Resume Advice Contradictions: Why Job Seekers Get Frustrated

Summary of tips. It’s everywhere lately. Honestly, there is so much of it that a job seeker would have to work hard not to be bombarded by it. Do this. Do not do that. Make sure you have this. Make sure you don’t have that.

Not only is the amount of advice overwhelming, but it is also often contradictory. In fact, I met a job seeker last week whose first comments were, “Please don’t give me any more resume advice!”

Can’t say I blame him. I’m not sure I’ve ever known a profession like ours where we try so hard to make people our equals. Do the attorneys explain all aspects of the law to you when they work with you? Do accountants teach you all the nuances of the tax code? No, they tell you what you need to know and answer your questions, but they don’t teach you to be lawyers and accountants.

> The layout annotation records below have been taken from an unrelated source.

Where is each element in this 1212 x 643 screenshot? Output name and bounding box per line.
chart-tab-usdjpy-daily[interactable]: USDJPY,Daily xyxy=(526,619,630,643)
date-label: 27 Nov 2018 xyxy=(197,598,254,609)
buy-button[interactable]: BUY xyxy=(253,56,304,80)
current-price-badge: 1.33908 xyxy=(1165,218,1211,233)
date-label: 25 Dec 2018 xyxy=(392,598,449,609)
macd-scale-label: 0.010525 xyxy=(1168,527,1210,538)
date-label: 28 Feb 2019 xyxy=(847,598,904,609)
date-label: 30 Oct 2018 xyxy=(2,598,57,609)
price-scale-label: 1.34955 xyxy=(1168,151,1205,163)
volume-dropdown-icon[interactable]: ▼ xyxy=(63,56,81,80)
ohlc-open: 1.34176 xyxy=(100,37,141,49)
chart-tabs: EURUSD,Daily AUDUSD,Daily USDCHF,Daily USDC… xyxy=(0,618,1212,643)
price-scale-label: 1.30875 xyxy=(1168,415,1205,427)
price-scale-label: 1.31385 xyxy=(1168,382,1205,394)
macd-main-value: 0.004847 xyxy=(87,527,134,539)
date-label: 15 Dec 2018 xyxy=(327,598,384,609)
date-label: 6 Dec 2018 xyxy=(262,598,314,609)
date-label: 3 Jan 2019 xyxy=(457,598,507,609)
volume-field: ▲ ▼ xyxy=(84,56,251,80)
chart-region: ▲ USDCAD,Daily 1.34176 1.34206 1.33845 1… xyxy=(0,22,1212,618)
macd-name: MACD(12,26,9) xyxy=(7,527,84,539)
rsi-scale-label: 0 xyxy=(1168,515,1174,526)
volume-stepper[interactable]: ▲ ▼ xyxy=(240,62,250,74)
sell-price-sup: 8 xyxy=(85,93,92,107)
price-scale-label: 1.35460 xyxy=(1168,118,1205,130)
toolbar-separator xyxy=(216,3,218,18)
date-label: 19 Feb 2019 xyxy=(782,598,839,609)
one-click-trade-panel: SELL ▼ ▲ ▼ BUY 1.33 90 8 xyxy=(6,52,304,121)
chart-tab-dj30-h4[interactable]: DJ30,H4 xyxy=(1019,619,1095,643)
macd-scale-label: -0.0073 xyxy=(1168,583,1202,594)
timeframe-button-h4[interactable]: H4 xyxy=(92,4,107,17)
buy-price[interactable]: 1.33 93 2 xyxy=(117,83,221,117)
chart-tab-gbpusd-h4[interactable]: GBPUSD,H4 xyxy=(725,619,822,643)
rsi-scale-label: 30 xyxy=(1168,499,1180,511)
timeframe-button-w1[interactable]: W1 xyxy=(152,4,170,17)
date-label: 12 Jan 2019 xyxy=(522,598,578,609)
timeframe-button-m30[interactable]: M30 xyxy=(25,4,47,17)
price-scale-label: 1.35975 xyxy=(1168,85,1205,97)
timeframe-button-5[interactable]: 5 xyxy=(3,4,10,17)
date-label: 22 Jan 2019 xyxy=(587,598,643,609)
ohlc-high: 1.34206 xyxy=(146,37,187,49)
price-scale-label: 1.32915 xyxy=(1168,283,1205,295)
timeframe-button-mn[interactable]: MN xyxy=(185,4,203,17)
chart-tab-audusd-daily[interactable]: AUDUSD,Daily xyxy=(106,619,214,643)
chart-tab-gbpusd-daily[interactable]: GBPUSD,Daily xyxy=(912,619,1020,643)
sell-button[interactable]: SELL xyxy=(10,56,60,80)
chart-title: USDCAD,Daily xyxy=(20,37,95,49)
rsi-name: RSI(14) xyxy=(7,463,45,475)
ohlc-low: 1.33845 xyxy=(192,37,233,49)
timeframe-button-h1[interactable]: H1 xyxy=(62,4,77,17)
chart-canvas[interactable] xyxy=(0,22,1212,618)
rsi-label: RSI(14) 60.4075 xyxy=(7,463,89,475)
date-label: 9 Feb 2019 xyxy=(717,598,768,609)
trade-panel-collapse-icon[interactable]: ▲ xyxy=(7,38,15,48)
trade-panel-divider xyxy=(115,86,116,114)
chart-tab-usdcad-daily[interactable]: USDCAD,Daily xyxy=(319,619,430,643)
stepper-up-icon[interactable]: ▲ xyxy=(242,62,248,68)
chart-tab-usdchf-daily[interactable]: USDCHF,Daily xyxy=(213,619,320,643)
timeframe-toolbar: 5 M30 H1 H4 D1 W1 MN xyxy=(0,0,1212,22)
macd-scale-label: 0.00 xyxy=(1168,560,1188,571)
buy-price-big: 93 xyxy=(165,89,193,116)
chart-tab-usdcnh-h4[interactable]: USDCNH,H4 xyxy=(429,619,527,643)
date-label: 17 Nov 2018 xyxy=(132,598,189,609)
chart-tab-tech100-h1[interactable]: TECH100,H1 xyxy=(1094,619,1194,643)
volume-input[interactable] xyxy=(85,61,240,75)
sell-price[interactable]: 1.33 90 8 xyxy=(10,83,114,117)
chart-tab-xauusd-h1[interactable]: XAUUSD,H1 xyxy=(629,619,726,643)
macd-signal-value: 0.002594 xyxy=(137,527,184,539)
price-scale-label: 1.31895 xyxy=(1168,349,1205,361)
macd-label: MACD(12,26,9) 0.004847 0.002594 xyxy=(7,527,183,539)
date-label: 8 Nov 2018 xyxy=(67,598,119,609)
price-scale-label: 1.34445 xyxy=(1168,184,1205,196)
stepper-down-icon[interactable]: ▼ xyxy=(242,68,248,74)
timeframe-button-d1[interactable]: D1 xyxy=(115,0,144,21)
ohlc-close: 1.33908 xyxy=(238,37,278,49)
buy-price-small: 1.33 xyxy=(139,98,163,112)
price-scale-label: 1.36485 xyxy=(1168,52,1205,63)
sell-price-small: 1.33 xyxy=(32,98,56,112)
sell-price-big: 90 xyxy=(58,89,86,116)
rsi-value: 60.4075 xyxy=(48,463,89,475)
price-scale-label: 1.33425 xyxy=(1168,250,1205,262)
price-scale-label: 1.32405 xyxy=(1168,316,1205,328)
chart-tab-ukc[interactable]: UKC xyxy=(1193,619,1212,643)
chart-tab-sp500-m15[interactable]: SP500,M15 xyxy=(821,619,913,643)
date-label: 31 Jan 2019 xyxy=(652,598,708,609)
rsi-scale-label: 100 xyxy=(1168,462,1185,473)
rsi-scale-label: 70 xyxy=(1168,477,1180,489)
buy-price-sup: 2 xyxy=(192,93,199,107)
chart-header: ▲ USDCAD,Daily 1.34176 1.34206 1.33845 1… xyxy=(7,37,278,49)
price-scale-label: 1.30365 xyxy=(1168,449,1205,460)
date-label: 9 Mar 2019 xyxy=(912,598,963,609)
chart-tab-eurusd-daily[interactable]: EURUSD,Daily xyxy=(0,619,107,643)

For some reason, we career professionals seem to feel the need to turn everyone else into us.

And it seems that we feel the need to do so in such a general way that we often raise contradiction after contradiction. My job seeker above was mostly frustrated because blog after blog relayed different advice on how long your resume should be, how the summary/profile section should be organized, and how much to rely on bullet points. Every “career professional” who reviewed her resume had something different to say and, yes, often contradictory. Not only that, but recruiters said one thing, hiring managers said another, and resume writers said another.

No wonder so many job seekers are skeptical about paying for resume services! It seems we don’t know what we’re talking about!

And they walk away without appreciating us, but stick to all these edicts (“resumes can ONLY be 1 page long”, “resumes should ONLY use bullet points, “resumes should ONLY have 10 years of work history) that sometimes they may need to be adjusted to meet the specific needs of that customer’s audience.

Instead of bogging job seekers down to the nitty-gritty details (and I’m as guilty as the next professional) of resume details and so-called “rules,” maybe we should take a different approach and explain all the factors that go into the development of a resume. strategy, which then determines the length, number of bullets, etc.

Hey, maybe we should market our “value”, which is not that we know how to organize things on a page in a nice format, but that we actually know how to “sell” a client on paper to the audience he or she is dealing with. reaching.

And maybe before we give advice on what the resume looks like and whether they met all of our edicts, we can remind clients that writing a resume, like any form of marketing, isn’t an exact science, that you’re playing a game of probabilities. . it all depends on how well you can anticipate not only the needs of the reader(s) but also their preferences.